I leave for Europe on Sunday, and tomorrow is Jeffrey’s Walkathon (school fundraiser), so time is beginning to feel compressed.
But I just talked with a friend who was just diagnosed with Hodgkin’s lymphoma and who will be starting a six-month course of chemo and radiation treatment next week — that’s a far less gentle way of having your priorities reordered than just needing to prepare for a trip!
For most of my trip, my daily casual attire is going to be quite adequate (assuming I pack for the dead of winter — it’s going to be twenty degrees cooler there than it is here!), but we are having a dinner at the Mercedes-Benz Museum, for which a jacket is required. The only jackets I have are part of a suit, and I didn’t really want to drag along suit pants which I wouldn’t wear the rest of the time, so yesterday, Diane and I zipped over to the local branch of the Men’s Wearhouse to buy a blazer.
That was easy and painless — they showed me four, I liked one, and I was done. Then they asked what shirt I was going to wear with it, and I said “this one” (pointing to my trusty LL Bean buttondown). They said that I could, of course, wear anything I liked, but suggested that my choice was less-than-optimal and wouldn’t I like to take a look at shirts which might be more consistent with the blazer?
Thirty minutes later, I walked out of the store with two mock turtlenecks, one tie, one shirt to go with the tie, and a receipt for two pairs of slacks and the blazer, to be picked up Saturday after they’d been altered.
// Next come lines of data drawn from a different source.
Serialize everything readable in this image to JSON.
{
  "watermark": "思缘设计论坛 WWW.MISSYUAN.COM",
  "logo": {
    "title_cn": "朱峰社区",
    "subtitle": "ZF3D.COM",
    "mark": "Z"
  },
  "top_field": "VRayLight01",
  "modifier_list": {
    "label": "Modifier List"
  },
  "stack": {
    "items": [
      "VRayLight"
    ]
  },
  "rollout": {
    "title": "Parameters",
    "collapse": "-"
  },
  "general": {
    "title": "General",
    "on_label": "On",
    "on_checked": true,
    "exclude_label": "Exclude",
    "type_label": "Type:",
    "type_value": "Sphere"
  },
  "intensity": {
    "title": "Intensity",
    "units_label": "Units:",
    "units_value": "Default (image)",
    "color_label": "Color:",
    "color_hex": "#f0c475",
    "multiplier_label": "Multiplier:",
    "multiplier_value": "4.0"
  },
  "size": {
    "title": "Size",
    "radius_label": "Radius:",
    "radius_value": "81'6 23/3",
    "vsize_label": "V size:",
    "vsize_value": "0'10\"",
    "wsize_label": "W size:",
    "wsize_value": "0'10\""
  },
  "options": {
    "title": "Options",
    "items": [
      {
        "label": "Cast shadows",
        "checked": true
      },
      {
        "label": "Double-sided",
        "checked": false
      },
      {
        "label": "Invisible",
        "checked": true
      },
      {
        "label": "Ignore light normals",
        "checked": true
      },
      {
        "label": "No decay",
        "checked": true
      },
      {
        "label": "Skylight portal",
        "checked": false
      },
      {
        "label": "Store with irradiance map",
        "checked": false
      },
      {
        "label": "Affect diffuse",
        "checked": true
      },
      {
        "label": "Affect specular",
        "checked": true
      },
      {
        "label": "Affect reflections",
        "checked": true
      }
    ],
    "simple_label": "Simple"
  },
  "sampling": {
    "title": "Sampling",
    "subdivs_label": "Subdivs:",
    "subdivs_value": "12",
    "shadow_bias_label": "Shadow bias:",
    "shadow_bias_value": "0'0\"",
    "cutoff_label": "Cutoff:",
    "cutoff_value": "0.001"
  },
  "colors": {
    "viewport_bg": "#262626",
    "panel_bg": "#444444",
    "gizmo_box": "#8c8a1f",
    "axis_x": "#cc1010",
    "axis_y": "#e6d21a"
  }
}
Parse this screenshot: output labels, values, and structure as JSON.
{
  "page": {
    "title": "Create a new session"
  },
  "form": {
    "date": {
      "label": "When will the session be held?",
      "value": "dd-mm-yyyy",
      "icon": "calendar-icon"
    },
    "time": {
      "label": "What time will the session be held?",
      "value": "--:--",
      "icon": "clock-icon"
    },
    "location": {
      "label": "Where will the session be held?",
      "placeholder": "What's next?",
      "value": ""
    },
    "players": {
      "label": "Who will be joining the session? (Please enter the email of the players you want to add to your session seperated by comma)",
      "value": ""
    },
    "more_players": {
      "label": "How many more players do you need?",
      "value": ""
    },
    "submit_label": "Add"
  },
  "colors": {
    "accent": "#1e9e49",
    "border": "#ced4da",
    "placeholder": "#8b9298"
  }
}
I guess I’ll bring a bigger suitcase.
Technology — a fruitful source of new ways for things to go wrong
My Saab 9-5 has a sophisticated anti-theft system built-in, which extends to the special key and the remote opener. One of our remotes developed a problem, and we were unable to use it to lock the car (the other functions worked fine, so I suspect it was a loose microswitch on the remote), so today, when I brought the car to the dealer, I brought the bad remote, too, and asked them to fix it.
I picked up the car a few hours later and the remote worked fine, so I gave it back to Diane. Then when we were ready to go to services, I used my key and — the car wouldn’t start. Instead, there was a message on the display: “Key not recognized”. I tried again, with the same result. And I discovered that my remote was completely ignored, too. But Diane’s remote and key work fine. So I guess when the dealer replaced the remote, they also reprogrammed the car and Diane’s key to match the new remote, thereby disenfranchising my key, at least till I get back to the dealer to get it all fixed.
This sort of thing never happened when I owned a Pinto.